In computer science, an alphabet is a set of symbols (letters or digits are examples of symbols). It is like listing all the letters that can be used to make a word. Each symbol is only listed once. An alphabet has a finite number of symbols. That means you can finish writing down every symbol in an alphabet.


The most common alphabet in computer science is {0,1}. It is called the binary alphabet, because it contains two elements: 0 and 1. A finite string is a finite sequence of symbols from an alphabet. A binary string is a string made from the alphabet {0,1}, for example. An infinite sequence of symbols may be constructed from elements of an alphabet as well.

Given an alphabet \Sigma, we write \Sigma^* to denote the set of all finite strings over the alphabet \Sigma. Here, the {}^* denotes the Kleene star operator. We write \Sigma^\infty (or occasionally, \Sigma^\N or \Sigma^\omega) to denote the set of all infinite sequences over the alphabet \Sigma.

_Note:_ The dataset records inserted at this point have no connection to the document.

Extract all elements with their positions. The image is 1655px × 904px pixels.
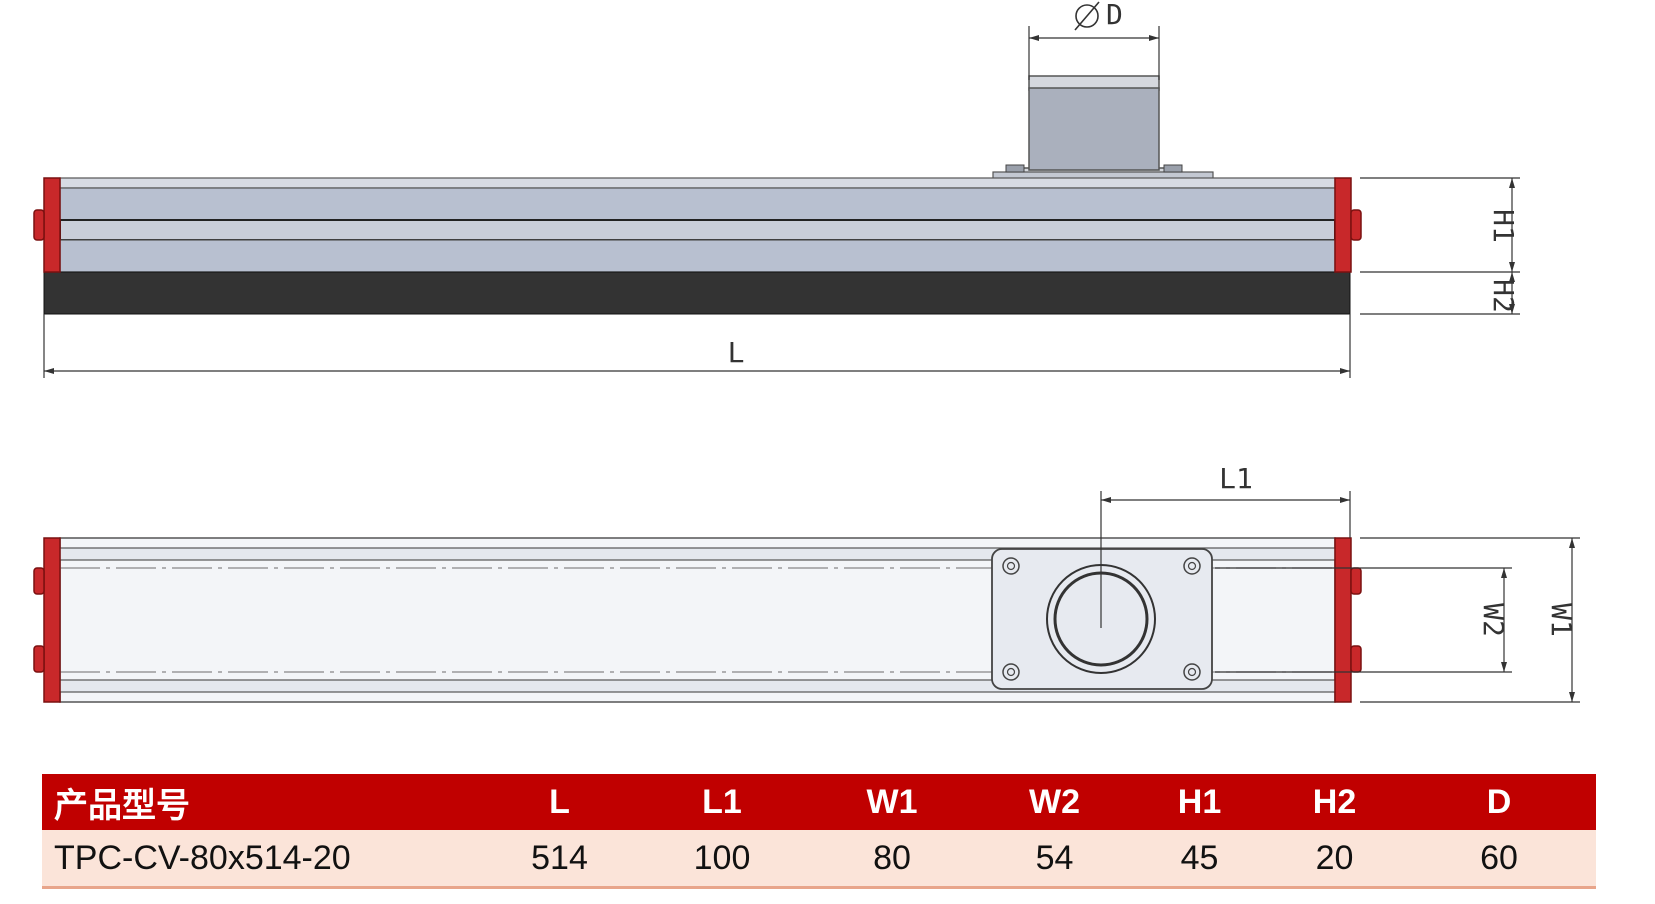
- dim-widths: W2 W1: [1215, 537, 1580, 703]
- cell-h1: 45: [1132, 830, 1267, 889]
- spec-table: 产品型号 L L1 W1 W2 H1 H2 D TPC-CV-80x514-20…: [42, 774, 1596, 889]
- diameter-symbol-icon: [1074, 1, 1100, 31]
- w1-label: W1: [1545, 603, 1578, 637]
- dim-l1: L1: [1100, 462, 1351, 628]
- cell-l1: 100: [637, 830, 807, 889]
- dim-heights: H1 H2: [1360, 177, 1520, 315]
- side-view: D L H1 H2: [33, 0, 1520, 378]
- w2-label: W2: [1477, 603, 1510, 637]
- header-l: L: [482, 774, 637, 830]
- header-l1: L1: [637, 774, 807, 830]
- sponge-pad: [43, 271, 1351, 315]
- header-h2: H2: [1267, 774, 1402, 830]
- length-label: L: [728, 336, 745, 369]
- vacuum-port: [992, 75, 1214, 181]
- cell-l: 514: [482, 830, 637, 889]
- end-cap-left: [33, 177, 61, 273]
- cell-d: 60: [1402, 830, 1596, 889]
- spec-table-header: 产品型号 L L1 W1 W2 H1 H2 D: [42, 774, 1596, 830]
- header-model: 产品型号: [42, 774, 482, 830]
- flange-plate: [991, 548, 1213, 690]
- table-row: TPC-CV-80x514-20 514 100 80 54 45 20 60: [42, 830, 1596, 889]
- header-w2: W2: [977, 774, 1132, 830]
- l1-label: L1: [1219, 462, 1253, 495]
- diameter-label: D: [1106, 0, 1123, 31]
- h2-label: H2: [1487, 279, 1520, 313]
- end-cap-left-top: [33, 537, 61, 703]
- cell-h2: 20: [1267, 830, 1402, 889]
- top-view: L1 W2 W1: [33, 462, 1580, 703]
- dim-diameter: D: [1028, 0, 1160, 80]
- technical-drawing: D L H1 H2: [33, 0, 1580, 703]
- cell-w2: 54: [977, 830, 1132, 889]
- aluminum-profile: [59, 177, 1336, 273]
- header-h1: H1: [1132, 774, 1267, 830]
- header-w1: W1: [807, 774, 977, 830]
- end-cap-right-top: [1334, 537, 1362, 703]
- header-d: D: [1402, 774, 1596, 830]
- h1-label: H1: [1487, 209, 1520, 243]
- cell-model: TPC-CV-80x514-20: [42, 830, 482, 889]
- end-cap-right: [1334, 177, 1362, 273]
- cell-w1: 80: [807, 830, 977, 889]
- dim-length: L: [43, 314, 1351, 378]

For example, if we use the binary alphabet {0,1}, the strings (ε, 0, 1, 00, 01, 10, 11, 000, etc.) would all be in the Kleene closure of the alphabet (where ε represents the empty string)

Alphabets are important in the use of formal languages and automatons. Automatons such as Deterministic Finite Automatons (DFAs) require an alphabet in the formal definition. All states in a DFA must have a transition on every element in an alphabet.